Finally, RI and SUV were calculated using the last 10 min of the tissue TAC normalized to the integral of the parent plasma TAC (RIP) or of the uncorrected whole blood TAC (RIWB) and to the injected dose divided by patient weight (SUV), respectively.

Simulations

Simulations were performed using input functions of a randomly selected patient. Tissue TACs (CPET(t)) were calculated using the reversible two-tissue model for healthy, scar and viable but denervated tissues. Based on clinical data obtained after a pilot analysis of five patients, values for K1, k2, k3 and k4 were set at 0.6 mL • cm-3 • min-1, 0.15 min-1, 0.3 min-1 and 0.02 min-1 for healthy tissue, at 0.2 mL • cm-3 • min-1, 0.1 min-1, 0.15 min-1 and 0.05 min-1 for scar tissue, and at 0.6 mL • cm-3 • min-1, 0.15 min-1, 0.15 min-1 and 0.05 min-1 for viable but denervated tissue, respectively. An arterial spill-over fraction of 0.3 and a right ventricular spill-over fraction of 0.1 (dimensionless) were assumed in all settings. Different levels of Gaussian noise (1%, 5%, 10% and 20%, representing noise on the whole LV level, the coronary level, the segmental level and the voxel level, respectively) were added to tissue TACs, after which they were fitted using non-linear least squares to each of the three compartment models. To correct for differences in variance of activity in each frame, noise was weighted according to Equation 2 and the average noise of the final six frames was set to the aforementioned values of noise levels. For each noise level, this process was repeated 1,000 times. Finally, average values of the various outcome parameters together with their CoV were obtained. Bias in derived parameters was obtained by comparing all obtained parameters with those estimated using the reversible two-tissue model.

Results

Compartment models

Clinical data

For one patient, online sampling could not be performed due to technical problems, and this patient was excluded from the study. Typical examples of myocardial TACs with high and low uptake, together with corresponding fits, are shown in Figure 1. Based on AIC, the 2T4k, 2T3k and 1T2k models were preferred in 364 (75.8%), 79 (16.4%) and 37 (7.7%) segments, respectively. Based on SC, this was 324 (67.5%), 99 (20.6%) and 57 (11.9%), respectively. Finally, the F-test showed a significantly improved fit when using the 2T4k model instead of both 2T3k and 1T2k models in 88.5% and 100% of all segments, respectively, indicating that the 2T4k model is the most appropriate model. Both 1T2k and 2T3k show systematic errors in the obtained fits (runs test p value <0.001 for both). No systematic error in 2T4k fits was observed (p = 0.06).

Figure 1
figure 1

Typical time-activity curves of heart segments with (A) high and (B) low uptake in the same patient. Red, blue and green lines represent best fits according to reversible single-tissue (1T2k), irreversible two-tissue (2T3k) and reversible two-tissue (2T4k) models, respectively.

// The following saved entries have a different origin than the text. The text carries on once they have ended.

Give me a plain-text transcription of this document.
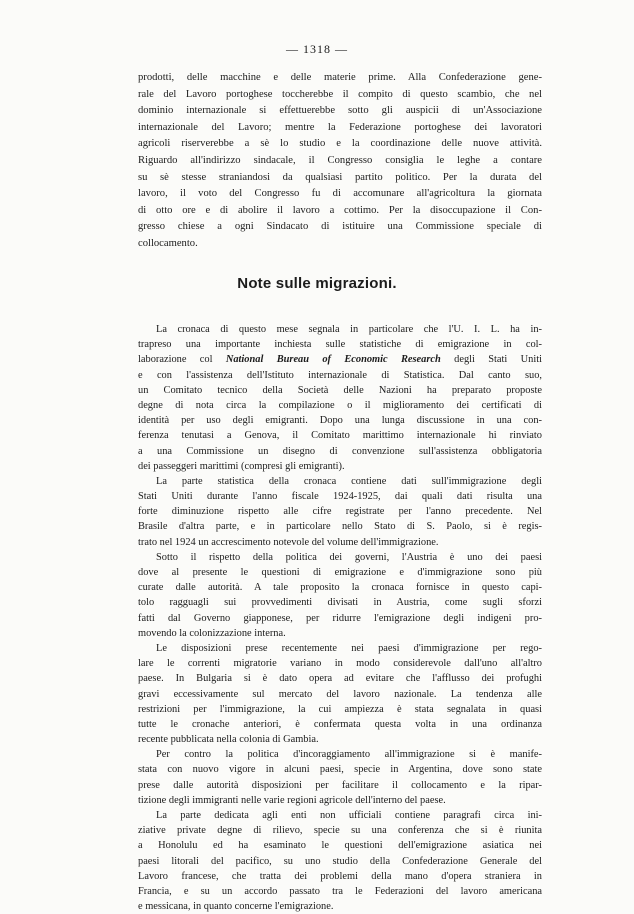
— 1318 —
prodotti, delle macchine e delle materie prime. Alla Confederazione gene-
rale del Lavoro portoghese toccherebbe il compito di questo scambio, che nel
dominio internazionale si effettuerebbe sotto gli auspicii di un'Associazione
internazionale del Lavoro; mentre la Federazione portoghese dei lavoratori
agricoli riserverebbe a sè lo studio e la coordinazione delle nuove attività.
Riguardo all'indirizzo sindacale, il Congresso consiglia le leghe a contare
su sè stesse straniandosi da qualsiasi partito politico. Per la durata del
lavoro, il voto del Congresso fu di accomunare all'agricoltura la giornata
di otto ore e di abolire il lavoro a cottimo. Per la disoccupazione il Con-
gresso chiese a ogni Sindacato di istituire una Commissione speciale di
collocamento.
Note sulle migrazioni.
La cronaca di questo mese segnala in particolare che l'U. I. L. ha in-
trapreso una importante inchiesta sulle statistiche di emigrazione in col-
laborazione col National Bureau of Economic Research degli Stati Uniti
e con l'assistenza dell'Istituto internazionale di Statistica. Dal canto suo,
un Comitato tecnico della Società delle Nazioni ha preparato proposte
degne di nota circa la compilazione o il miglioramento dei certificati di
identità per uso degli emigranti. Dopo una lunga discussione in una con-
ferenza tenutasi a Genova, il Comitato marittimo internazionale hi rinviato
a una Commissione un disegno di convenzione sull'assistenza obbligatoria
dei passeggeri marittimi (compresi gli emigranti).
La parte statistica della cronaca contiene dati sull'immigrazione degli
Stati Uniti durante l'anno fiscale 1924-1925, dai quali dati risulta una
forte diminuzione rispetto alle cifre registrate per l'anno precedente. Nel
Brasile d'altra parte, e in particolare nello Stato di S. Paolo, si è regis-
trato nel 1924 un accrescimento notevole del volume dell'immigrazione.
Sotto il rispetto della politica dei governi, l'Austria è uno dei paesi
dove al presente le questioni di emigrazione e d'immigrazione sono più
curate dalle autorità. A tale proposito la cronaca fornisce in questo capi-
tolo ragguagli sui provvedimenti divisati in Austria, come sugli sforzi
fatti dal Governo giapponese, per ridurre l'emigrazione degli indigeni pro-
movendo la colonizzazione interna.
Le disposizioni prese recentemente nei paesi d'immigrazione per rego-
lare le correnti migratorie variano in modo considerevole dall'uno all'altro
paese. In Bulgaria si è dato opera ad evitare che l'afflusso dei profughi
gravi eccessivamente sul mercato del lavoro nazionale. La tendenza alle
restrizioni per l'immigrazione, la cui ampiezza è stata segnalata in quasi
tutte le cronache anteriori, è confermata questa volta in una ordinanza
recente pubblicata nella colonia di Gambia.
Per contro la politica d'incoraggiamento all'immigrazione si è manife-
stata con nuovo vigore in alcuni paesi, specie in Argentina, dove sono state
prese dalle autorità disposizioni per facilitare il collocamento e la ripar-
tizione degli immigranti nelle varie regioni agricole dell'interno del paese.
La parte dedicata agli enti non ufficiali contiene paragrafi circa ini-
ziative private degne di rilievo, specie su una conferenza che si è riunita
a Honolulu ed ha esaminato le questioni dell'emigrazione asiatica nei
paesi litorali del pacifico, su uno studio della Confederazione Generale del
Lavoro francese, che tratta dei problemi della mano d'opera straniera in
Francia, e su un accordo passato tra le Federazioni del lavoro americana
e messicana, in quanto concerne l'emigrazione.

In 76.9%, 96.9% and 99.6% of all segments, K1 was fitted with a CoV <25% for 2T4k, 2T3k and 1T2k models, respectively. For 2T4k-derived VT (VT,2t), VS and BPND, 2T3k-derived K i and 1T2k-derived VT (VT,1t), a CoV <25% was obtained in 77.1%, 77.1%, 23.3%, 86.0% and 94.6% of all segments, respectively. Due to the very low number of BPND values with a sufficiently low CoV, BPND was excluded from further analysis.

Simulations

Simulations showed that, based on both AIC and SC, preference for the simpler single-tissue model increased with increasing noise levels (Table 2). Tables 3 and 4 provide accuracy and precision of VT,1t, K i , VT,2t and K1 estimates for increasing noise levels. In general, accuracy and precision of VT,2t and K1 derived using 2T4k decreased rapidly with increasing noise levels. At increasing noise levels, the best accuracy and precision were obtained for VT,1t followed by K i , especially for scar and viable but denervated tissue. The 1T2k model also provided the highest precision of K1, especially for tissues with low uptake, and the lowest noise-induced bias.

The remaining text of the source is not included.